The first thing they see is Saleh Birro himself, happily digging and spitting in his appointed pit of earth. Stupefaction, explanations, and forthwith Saleh Birro, mad with rage, attempts to brain Yusuf Hassan with his pick. A friend on each side joins in… and nothing can stop them.


 And the real moral of this story – as my husband Max points out afterward – what very dangerous things reading and writing are!


 How many of us, Max asks suddenly, would really succour another human being in conditions where there were no witnesses, no force of public opinion, no knowledge or censure of a failure to extend aid?
“Everyone, of course,” says the Colonel firmly.
“No, but would they?” persists Max. “A man is lying dying. Death, remember, is not very important here. You are in a hurry. You have business to do. You do not want to delay or bother. The man is nothing whatever to you. And nobody will ever know if you just hurry on, saying that, after all, it isn’t your business, and somebody else will come along presently,” etc.

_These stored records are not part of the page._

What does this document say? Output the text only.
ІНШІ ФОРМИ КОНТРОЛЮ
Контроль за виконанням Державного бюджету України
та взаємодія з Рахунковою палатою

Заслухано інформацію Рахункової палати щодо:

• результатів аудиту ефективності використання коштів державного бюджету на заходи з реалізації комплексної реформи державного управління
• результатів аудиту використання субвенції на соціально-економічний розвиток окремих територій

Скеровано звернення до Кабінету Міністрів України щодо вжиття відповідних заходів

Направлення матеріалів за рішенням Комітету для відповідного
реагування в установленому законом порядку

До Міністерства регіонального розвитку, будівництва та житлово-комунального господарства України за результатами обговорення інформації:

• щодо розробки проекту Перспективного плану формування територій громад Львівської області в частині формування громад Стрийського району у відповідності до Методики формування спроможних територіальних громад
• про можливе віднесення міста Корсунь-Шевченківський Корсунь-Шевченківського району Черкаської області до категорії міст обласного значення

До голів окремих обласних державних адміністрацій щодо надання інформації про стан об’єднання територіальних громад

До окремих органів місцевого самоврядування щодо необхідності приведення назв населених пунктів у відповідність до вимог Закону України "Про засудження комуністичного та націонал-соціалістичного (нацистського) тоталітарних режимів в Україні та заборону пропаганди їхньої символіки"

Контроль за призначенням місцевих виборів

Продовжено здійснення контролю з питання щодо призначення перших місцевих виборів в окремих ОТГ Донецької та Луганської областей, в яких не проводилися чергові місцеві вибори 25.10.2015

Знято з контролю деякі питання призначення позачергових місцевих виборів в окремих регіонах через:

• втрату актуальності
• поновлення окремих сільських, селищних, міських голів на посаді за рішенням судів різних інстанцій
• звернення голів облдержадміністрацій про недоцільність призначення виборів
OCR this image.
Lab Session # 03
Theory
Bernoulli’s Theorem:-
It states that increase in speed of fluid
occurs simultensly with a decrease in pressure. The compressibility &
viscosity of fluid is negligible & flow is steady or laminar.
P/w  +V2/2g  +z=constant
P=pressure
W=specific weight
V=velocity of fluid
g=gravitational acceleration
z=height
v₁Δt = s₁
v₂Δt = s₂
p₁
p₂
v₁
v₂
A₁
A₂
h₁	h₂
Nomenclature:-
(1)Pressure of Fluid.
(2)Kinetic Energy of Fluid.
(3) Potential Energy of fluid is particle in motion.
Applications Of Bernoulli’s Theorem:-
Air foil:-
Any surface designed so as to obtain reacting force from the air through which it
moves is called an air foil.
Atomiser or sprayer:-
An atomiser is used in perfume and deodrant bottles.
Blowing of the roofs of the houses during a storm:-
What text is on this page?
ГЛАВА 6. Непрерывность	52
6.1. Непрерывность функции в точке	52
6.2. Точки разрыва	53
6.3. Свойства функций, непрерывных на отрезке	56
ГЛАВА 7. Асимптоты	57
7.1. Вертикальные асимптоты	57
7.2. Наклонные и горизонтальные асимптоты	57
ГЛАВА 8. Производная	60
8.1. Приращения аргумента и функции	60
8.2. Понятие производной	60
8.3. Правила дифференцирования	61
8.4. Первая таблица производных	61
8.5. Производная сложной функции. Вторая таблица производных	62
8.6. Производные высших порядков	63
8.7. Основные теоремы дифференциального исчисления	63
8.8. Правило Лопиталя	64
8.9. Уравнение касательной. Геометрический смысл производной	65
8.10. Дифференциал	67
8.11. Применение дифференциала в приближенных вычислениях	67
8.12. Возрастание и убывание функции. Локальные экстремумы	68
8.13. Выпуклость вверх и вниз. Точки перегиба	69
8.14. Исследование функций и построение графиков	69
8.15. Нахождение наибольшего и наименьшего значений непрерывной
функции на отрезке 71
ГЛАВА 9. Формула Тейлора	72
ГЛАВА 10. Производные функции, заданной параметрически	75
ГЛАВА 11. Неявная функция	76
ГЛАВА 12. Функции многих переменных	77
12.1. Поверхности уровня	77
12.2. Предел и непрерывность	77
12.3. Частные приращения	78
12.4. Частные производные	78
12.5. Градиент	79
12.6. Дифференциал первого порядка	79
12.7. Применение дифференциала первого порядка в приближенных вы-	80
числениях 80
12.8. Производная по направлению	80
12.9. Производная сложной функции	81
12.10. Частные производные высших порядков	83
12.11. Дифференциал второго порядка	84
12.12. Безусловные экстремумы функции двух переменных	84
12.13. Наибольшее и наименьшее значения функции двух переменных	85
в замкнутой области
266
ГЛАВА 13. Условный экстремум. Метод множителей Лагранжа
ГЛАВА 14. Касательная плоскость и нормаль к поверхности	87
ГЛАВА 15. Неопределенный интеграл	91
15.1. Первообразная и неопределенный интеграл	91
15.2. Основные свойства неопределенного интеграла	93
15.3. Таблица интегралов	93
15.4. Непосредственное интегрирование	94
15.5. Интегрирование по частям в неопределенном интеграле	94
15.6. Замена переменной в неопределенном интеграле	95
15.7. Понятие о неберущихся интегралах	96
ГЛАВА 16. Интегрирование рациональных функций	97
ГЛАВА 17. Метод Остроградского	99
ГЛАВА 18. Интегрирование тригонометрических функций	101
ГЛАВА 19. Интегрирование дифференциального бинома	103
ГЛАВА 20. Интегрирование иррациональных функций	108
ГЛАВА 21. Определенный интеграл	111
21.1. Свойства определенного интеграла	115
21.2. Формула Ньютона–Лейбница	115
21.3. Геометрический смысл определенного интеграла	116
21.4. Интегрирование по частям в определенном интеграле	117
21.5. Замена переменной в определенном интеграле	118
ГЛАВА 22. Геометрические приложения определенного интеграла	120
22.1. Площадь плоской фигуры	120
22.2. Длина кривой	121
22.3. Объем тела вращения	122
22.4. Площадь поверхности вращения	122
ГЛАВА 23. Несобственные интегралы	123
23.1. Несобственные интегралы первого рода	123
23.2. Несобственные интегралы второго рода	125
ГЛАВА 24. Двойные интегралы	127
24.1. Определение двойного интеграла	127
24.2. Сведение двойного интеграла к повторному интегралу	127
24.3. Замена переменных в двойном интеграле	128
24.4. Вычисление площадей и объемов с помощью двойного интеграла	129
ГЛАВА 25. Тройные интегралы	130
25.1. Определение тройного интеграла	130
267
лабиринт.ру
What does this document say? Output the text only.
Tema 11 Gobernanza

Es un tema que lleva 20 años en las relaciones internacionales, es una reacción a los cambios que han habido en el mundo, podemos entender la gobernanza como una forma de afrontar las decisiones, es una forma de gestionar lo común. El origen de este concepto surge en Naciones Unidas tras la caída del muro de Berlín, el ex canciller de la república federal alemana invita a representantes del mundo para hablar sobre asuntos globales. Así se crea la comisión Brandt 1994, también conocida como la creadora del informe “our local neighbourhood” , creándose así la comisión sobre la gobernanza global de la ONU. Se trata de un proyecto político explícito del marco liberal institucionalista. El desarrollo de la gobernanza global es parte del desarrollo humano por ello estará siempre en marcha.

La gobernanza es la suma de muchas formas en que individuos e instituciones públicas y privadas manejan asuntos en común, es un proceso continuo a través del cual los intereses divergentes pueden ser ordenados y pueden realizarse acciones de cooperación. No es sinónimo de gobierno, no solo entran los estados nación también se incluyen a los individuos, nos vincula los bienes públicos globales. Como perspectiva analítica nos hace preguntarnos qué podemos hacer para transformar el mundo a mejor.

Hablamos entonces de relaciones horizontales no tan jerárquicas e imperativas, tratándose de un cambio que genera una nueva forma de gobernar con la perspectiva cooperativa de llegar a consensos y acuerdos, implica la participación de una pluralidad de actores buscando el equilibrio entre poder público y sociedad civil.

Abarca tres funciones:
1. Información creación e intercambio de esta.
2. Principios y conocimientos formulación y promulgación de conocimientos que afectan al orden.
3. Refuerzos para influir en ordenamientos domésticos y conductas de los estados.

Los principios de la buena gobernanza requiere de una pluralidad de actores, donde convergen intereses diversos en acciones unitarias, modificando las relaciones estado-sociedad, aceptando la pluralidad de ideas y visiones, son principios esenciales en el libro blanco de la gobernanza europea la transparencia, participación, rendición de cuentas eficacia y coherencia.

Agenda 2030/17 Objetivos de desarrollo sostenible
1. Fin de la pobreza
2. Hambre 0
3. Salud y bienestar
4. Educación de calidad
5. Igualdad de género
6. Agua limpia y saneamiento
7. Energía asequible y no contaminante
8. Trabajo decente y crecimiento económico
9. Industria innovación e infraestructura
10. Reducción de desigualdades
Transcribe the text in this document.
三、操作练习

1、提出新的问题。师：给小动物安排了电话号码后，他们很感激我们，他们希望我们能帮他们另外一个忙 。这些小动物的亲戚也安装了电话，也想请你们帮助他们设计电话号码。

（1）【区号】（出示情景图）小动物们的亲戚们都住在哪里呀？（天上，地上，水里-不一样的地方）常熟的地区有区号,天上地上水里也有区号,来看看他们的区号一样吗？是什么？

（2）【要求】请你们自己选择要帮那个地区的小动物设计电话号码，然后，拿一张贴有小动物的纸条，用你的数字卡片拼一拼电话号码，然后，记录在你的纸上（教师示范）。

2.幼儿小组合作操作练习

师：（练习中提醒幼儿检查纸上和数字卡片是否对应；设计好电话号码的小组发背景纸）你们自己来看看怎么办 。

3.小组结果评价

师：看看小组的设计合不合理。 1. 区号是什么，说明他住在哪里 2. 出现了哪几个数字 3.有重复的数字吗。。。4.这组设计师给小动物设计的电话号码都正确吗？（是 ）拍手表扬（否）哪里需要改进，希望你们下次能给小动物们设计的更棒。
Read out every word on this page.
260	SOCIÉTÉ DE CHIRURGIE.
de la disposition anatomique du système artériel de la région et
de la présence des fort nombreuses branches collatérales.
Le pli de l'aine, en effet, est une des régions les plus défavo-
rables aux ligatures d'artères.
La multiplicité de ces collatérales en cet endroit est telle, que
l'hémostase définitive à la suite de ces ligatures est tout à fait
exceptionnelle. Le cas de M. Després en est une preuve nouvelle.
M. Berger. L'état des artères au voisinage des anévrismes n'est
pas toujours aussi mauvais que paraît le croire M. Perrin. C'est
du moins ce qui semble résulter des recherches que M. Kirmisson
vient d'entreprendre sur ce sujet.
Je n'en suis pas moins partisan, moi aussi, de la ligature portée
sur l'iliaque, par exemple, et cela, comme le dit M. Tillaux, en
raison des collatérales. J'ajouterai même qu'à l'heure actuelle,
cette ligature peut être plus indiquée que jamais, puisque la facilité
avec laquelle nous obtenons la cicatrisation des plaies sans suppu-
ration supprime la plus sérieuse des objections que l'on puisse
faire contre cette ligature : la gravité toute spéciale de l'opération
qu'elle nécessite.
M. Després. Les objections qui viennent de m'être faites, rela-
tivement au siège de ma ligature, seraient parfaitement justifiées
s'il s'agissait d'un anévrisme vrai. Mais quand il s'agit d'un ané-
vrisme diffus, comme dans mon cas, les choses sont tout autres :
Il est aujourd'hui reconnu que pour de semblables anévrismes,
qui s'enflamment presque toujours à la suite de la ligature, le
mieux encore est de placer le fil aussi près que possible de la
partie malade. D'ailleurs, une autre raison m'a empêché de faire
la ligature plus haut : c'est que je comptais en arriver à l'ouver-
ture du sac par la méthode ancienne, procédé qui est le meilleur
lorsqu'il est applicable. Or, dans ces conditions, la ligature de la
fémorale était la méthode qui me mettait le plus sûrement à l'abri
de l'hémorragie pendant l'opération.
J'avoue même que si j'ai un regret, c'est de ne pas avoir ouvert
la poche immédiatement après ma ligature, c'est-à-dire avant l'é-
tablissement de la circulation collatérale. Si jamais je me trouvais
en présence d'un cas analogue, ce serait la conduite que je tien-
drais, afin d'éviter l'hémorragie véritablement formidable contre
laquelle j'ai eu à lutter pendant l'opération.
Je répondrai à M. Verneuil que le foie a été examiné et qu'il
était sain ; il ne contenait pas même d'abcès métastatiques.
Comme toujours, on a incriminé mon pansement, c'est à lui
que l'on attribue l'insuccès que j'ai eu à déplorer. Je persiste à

We all sit back and think, and we are all, I think, a little shattered… Are we so sure, after all, of our essential HUMANITY? 
After a long pause Bumps says slowly: “I think I would… Yes, I think I would. I might go on, and then, perhaps, feel ashamed and come back.”
The Colonel agrees, “Just so; one wouldn’t feel comfortable.”
Max says he thinks he would, too, but he isn’t nearly so sure about himself as he would like to be, and I concur with him.
We all sit silently for a while, and then I realise that, as usual, Mac has made no contribution.
“What would you do, Mac?”
“Me?” His tone is slightly surprised. “Oh, I would go on. I wouldn’t stop.”
“You wouldn’t? Definitely?”
We all look interestedly at Mac, who shakes his gentle head.
“People die so much out here. One feels that a little sooner or later doesn’t matter. I really wouldn’t expect anyone to stop for me.”
No, that’s true, Mac wouldn’t.
His voice goes on, “It is much better, I think, to go straight on with what one is doing, without being continually deflected by outside people and happenings.”
Suddenly an idea strikes me.
“But, suppose, Mac,” I say, “that it was a horse?”
“Oh, a horse!” says Mac, becoming suddenly quite human and alive and not remote at all. “That would be quite different! Of course, I’d do everything I possibly could for a horse.”